Now that's a really interesting question.

Rod Adams's avatar

I apologize for the detour.

Jack Devanney's avatar

No problem, It's always fun,

but we have to focus on the real problem.

A.C.'s avatar

The 10 tonnes HM limit is curious indeed. One can easily lower the heavy metal by reducing the fertile - an extreme example of this is a plutonium burner reactor such as explored in e.g. the MOSART MSR system. One can easily obtain GW level outputs this way while keeping HM under 10 tonnes. 10 tonnes of reactor grade plutonium is one heck of a lot of reactivity - more than the 6 tonnes of U235 in the EPR and that's 1700 MWe.

A more sensible standard would be the active core Cs137 inventory. Even better would be the total source term available for release, as this is rather different for various reactor and fuel types.

Professor Nuke's avatar

I’m not sure “maximum fission product inventory” is as self-evident of a standard as you claim. Yes, total heavy metal inventory is indeed a curious proxy to this end. But the means by which the inventory is contained seems more relevant.

To wit: the same activity of fission products in TRISO-loaded pebbles represents a substantially different potential release term as compared to say, metallic fuel. The worst-case release scenarios are far different. Same goes for molten salt operating at ambient pressure.

It doesn’t give a neat and clean heuristic, but that’s the point; I think a true risk-based regulation actually requires a technical assessment of potential failure pathways, not just arbitrary metrics.

Jack Devanney's avatar

Prof

There are situations in which you need a simple bounding case, for example setting the insurance liability cap. Provided you have adequate buffer zones, so practically all the heavy stuff will fall out within the buffer zone, I think you can use the max inventory of

Te132/I-131, I-132, Cs-134, Cs-137 and say a 95% worst weather pattern to estimate the max liability. That's the approach the NRA actually takes. I badly over-simplified in this post. This approach also allows you to make an estimate that the cap is exceeded. See 1.6.5 in

https://gordianknotbook.com/download/underwriter-certification-of-nuclear-power/

Jack Devanney's avatar

It's probably important to point out that under the NRA, the regulator does not do the risk analysis. The underwriters do when they set the premium.

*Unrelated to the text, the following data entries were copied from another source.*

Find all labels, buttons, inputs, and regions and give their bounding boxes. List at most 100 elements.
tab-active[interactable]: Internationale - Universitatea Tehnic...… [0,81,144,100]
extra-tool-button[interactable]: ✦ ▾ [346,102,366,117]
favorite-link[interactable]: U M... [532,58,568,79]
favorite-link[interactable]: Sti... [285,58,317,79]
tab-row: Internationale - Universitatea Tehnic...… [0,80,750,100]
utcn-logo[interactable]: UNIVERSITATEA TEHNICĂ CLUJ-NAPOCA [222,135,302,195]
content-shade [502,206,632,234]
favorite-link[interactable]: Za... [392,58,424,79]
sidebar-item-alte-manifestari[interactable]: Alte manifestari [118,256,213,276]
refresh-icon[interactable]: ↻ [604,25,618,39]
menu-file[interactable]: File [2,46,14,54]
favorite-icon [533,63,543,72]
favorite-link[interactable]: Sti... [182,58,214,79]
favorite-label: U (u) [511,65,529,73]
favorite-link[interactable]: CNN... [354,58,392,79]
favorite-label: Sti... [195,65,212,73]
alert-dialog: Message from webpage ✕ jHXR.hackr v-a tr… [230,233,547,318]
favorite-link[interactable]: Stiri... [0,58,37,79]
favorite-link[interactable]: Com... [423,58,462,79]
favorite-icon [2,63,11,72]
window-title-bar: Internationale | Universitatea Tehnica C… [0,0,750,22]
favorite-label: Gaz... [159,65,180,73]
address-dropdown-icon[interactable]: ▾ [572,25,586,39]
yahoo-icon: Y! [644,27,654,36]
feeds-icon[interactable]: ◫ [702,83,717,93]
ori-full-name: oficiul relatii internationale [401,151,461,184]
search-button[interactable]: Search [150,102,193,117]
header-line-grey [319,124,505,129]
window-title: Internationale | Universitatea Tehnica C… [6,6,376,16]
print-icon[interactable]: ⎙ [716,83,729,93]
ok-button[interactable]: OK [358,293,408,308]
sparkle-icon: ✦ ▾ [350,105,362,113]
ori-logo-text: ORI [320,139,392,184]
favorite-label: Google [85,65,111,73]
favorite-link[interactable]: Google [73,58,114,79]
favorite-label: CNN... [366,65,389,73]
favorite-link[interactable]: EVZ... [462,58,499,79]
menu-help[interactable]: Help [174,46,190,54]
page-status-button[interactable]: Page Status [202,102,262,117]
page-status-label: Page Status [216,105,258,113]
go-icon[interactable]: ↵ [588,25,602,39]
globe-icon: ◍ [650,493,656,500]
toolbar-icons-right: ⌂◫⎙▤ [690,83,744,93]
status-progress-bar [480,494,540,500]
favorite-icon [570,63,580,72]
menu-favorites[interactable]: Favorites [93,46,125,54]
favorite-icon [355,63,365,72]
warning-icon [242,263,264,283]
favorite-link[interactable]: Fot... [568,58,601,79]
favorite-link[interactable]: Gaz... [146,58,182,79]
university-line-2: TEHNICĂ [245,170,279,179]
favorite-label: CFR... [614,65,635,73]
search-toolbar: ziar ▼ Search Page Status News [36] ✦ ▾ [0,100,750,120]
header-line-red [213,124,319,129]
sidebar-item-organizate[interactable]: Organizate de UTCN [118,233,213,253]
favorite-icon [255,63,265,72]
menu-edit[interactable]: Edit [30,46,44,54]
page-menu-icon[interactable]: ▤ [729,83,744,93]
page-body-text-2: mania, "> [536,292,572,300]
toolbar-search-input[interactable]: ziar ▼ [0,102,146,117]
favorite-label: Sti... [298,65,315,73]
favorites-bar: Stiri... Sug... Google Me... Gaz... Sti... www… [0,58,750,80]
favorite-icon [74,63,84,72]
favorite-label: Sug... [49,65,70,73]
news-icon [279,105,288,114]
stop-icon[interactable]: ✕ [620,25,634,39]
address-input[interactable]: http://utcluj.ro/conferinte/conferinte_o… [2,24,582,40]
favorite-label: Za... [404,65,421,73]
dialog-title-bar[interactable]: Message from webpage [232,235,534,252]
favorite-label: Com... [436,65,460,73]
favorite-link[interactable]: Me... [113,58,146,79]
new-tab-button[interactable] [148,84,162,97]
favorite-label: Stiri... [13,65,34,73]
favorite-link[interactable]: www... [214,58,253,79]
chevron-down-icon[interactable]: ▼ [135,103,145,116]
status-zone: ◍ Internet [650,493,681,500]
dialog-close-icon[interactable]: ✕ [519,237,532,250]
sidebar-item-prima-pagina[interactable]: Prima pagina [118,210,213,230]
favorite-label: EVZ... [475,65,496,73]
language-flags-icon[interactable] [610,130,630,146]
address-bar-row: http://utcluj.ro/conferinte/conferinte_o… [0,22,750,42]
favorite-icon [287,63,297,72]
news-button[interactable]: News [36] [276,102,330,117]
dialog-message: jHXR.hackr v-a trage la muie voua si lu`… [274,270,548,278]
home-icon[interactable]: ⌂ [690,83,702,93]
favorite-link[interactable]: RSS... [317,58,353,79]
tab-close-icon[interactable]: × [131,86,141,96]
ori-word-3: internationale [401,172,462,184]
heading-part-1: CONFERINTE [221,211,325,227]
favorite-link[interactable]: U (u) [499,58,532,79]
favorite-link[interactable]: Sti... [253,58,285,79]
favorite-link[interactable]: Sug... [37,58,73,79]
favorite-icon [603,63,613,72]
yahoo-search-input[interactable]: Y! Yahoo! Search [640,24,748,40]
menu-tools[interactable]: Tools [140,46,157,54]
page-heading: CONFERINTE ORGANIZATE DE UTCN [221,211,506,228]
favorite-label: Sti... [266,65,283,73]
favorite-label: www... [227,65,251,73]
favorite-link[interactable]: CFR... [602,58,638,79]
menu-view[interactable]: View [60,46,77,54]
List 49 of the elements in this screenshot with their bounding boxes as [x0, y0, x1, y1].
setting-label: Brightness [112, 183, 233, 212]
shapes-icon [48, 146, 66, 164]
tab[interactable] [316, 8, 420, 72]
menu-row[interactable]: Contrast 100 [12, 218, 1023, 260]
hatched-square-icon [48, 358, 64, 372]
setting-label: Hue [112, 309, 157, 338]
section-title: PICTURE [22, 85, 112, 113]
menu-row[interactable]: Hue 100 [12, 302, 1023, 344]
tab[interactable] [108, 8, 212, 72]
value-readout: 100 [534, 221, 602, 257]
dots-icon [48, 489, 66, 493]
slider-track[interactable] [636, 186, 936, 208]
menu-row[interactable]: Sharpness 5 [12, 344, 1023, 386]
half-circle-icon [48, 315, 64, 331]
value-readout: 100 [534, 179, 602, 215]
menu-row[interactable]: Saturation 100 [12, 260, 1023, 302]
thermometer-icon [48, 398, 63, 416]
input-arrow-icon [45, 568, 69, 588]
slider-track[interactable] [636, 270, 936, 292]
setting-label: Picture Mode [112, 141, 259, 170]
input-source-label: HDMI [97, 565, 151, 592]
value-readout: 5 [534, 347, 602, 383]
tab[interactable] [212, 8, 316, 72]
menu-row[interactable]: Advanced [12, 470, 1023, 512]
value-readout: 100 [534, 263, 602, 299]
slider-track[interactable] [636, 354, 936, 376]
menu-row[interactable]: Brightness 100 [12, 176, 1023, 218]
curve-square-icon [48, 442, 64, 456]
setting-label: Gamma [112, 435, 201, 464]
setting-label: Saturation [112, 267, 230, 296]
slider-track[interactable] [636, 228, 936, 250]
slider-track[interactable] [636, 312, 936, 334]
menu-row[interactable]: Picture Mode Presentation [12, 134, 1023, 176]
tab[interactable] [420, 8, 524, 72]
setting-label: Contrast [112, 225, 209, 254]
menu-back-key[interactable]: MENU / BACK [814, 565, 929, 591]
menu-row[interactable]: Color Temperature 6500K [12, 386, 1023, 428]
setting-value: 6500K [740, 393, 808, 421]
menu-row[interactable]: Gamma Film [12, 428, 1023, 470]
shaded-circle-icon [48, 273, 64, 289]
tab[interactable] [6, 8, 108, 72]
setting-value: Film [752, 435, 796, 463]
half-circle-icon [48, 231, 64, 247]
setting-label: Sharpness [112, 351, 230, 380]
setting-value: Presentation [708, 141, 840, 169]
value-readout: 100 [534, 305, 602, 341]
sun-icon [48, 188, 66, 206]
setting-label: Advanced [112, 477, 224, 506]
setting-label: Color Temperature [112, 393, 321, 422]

A design that is judged to be less likely to produce any given release including the max liability release will be rewarded with a lower premium.

Power Points's avatar

Jack - You have some great insights here (such as the critique of total dose) that could really improve Part 57. Might I suggest you and/or ThorCon submit comments to the proposed rule? I think the comment period is open through July.

Jack Devanney's avatar

Power,

I retired from ThorCon at 80. i no longer have any official connection except as a shareholder.

The Gordian Knot Group of which I am the self-appointed Supreme Leader may comment.

btu I doubt it will have any impact. Youre right, LNT is so ingrained that most of these people do not understand that as soon as you start talking about total dose, you've accepted LNT.